At the same time, regulators and industry bodies will need to adapt. Auditable decision trails, standards for parameter validation, and norms for human oversight will become central to responsible deployment. Companies that embed these practices early will be better positioned to scale responsibly.
🔗 Closing thoughts: the start of a new chapter
GPT-5 represents more than a new model; it represents a new approach to building intelligent systems. By uniting conversation, reasoning, and tool use in a single model, we can simplify architectures, improve agent coherence, and deliver better experiences for customers and sellers. That said, capability is not a substitute for governance. The "right tool with the right parameters" remains the fulcrum of safe automation, and we must keep investing in validation, monitoring, and human oversight.

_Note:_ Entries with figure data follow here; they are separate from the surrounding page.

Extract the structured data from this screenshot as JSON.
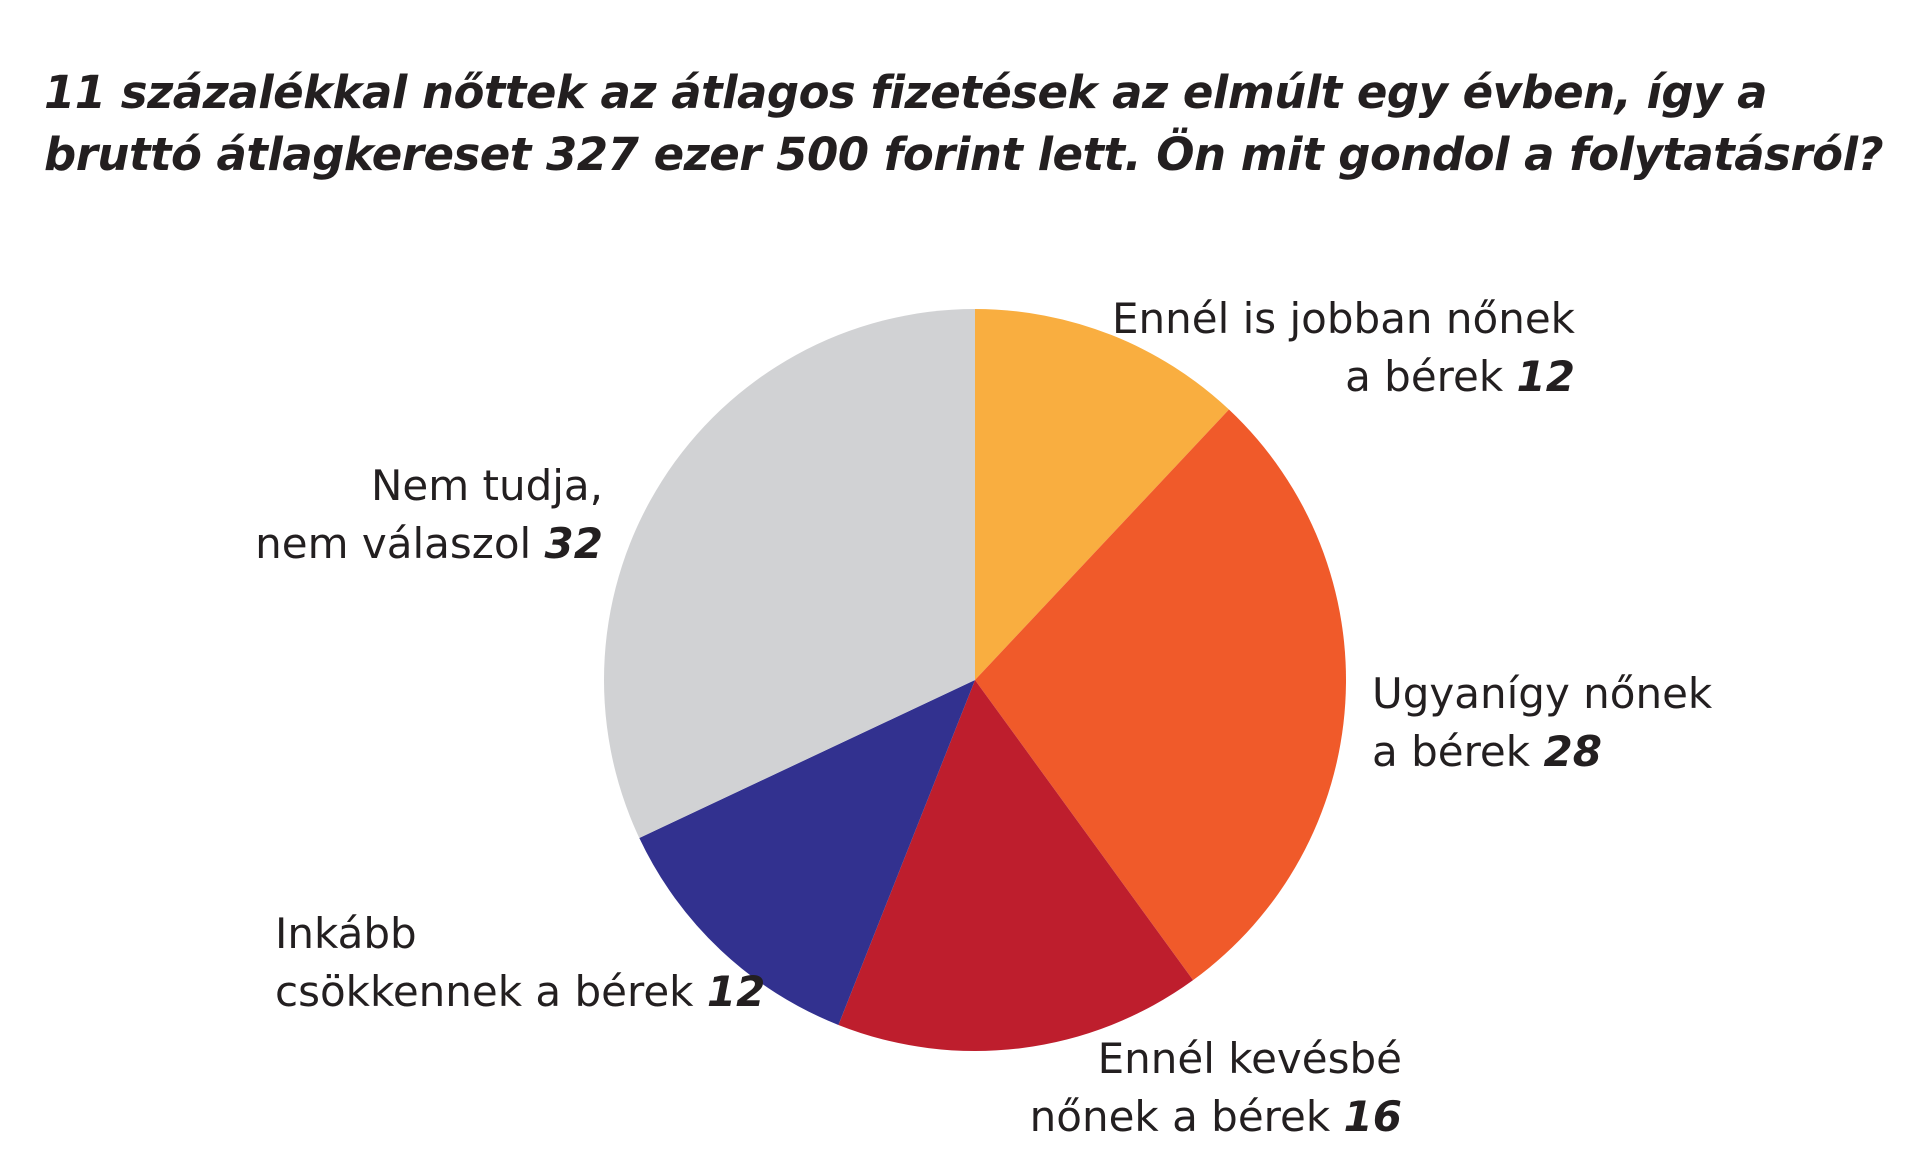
{
  "chart_data": {
    "type": "pie",
    "title": "11 százalékkal nőttek az átlagos fizetések az elmúlt egy évben, így a bruttó átlagkereset 327 ezer 500 forint lett. Ön mit gondol a folytatásról?",
    "categories": [
      "Ennél is jobban nőnek\na bérek",
      "Ugyanígy nőnek\na bérek",
      "Ennél kevésbé\nnőnek a bérek",
      "Inkább\ncsökkennek a bérek",
      "Nem tudja,\nnem válaszol"
    ],
    "values": [
      12,
      28,
      16,
      12,
      32
    ],
    "colors": [
      "#f9ae40",
      "#f05a2a",
      "#be1e2d",
      "#32318f",
      "#d1d2d4"
    ]
  }
}
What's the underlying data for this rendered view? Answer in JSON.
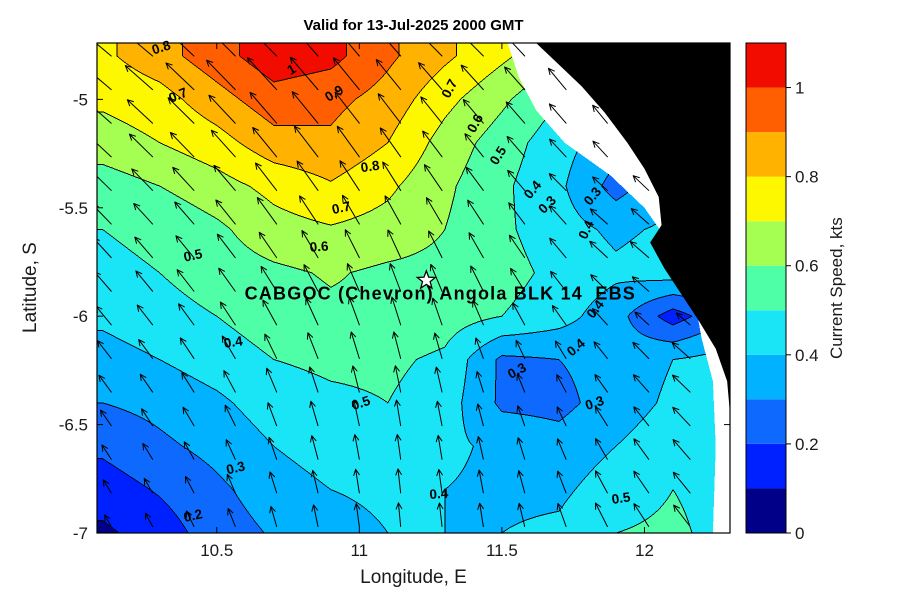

As Mercado Libre continues to adopt these technologies, my focus is on maintaining a balance: pushing the frontier of automation to increase efficiency and inclusion, while preserving the trust and safety that underpins our marketplace and fintech services. The early results are promising—GPT-5 helps us reduce friction, bring complex case resolution within reach of automation, and empower our teams to handle scale more effectively. But we will move deliberately, measuring outcomes and refining our approach as we learn.
If you work in product, engineering, or operations and are considering similar transformations, my practical advice is simple: instrument heavily, design tools with validation in mind, and keep humans in the loop where impact is high. When you do those things, unified models like GPT-5 become powerful enablers rather than sources of uncontrolled risk.
📬 Final notes and acknowledgments
I want to acknowledge OpenAI for advancing models that allow companies like ours to rethink agent design. The work to integrate conversational intelligence, reasoning, and tool use into a coherent flow is a major step forward for practical AI deployments. As we continue to deploy and study these systems, I look forward to sharing our learnings with the broader community so we can collectively raise the bar for safe, useful, and inclusive automation.
"Mercado Libre is by far the largest e-commerce and fintech platform in Latin America." — Daniel Rabinovich
"We're helping sellers deal with complicated situations that are even complicated for human beings." — Daniel Rabinovich
"The ability to use the right tool with the right parameters is absolutely key to scale." — Daniel Rabinovich
Thank you for reading. I’m Daniel Rabinovich, and I’ll continue reporting on how these technologies evolve at Mercado Libre and across the industry.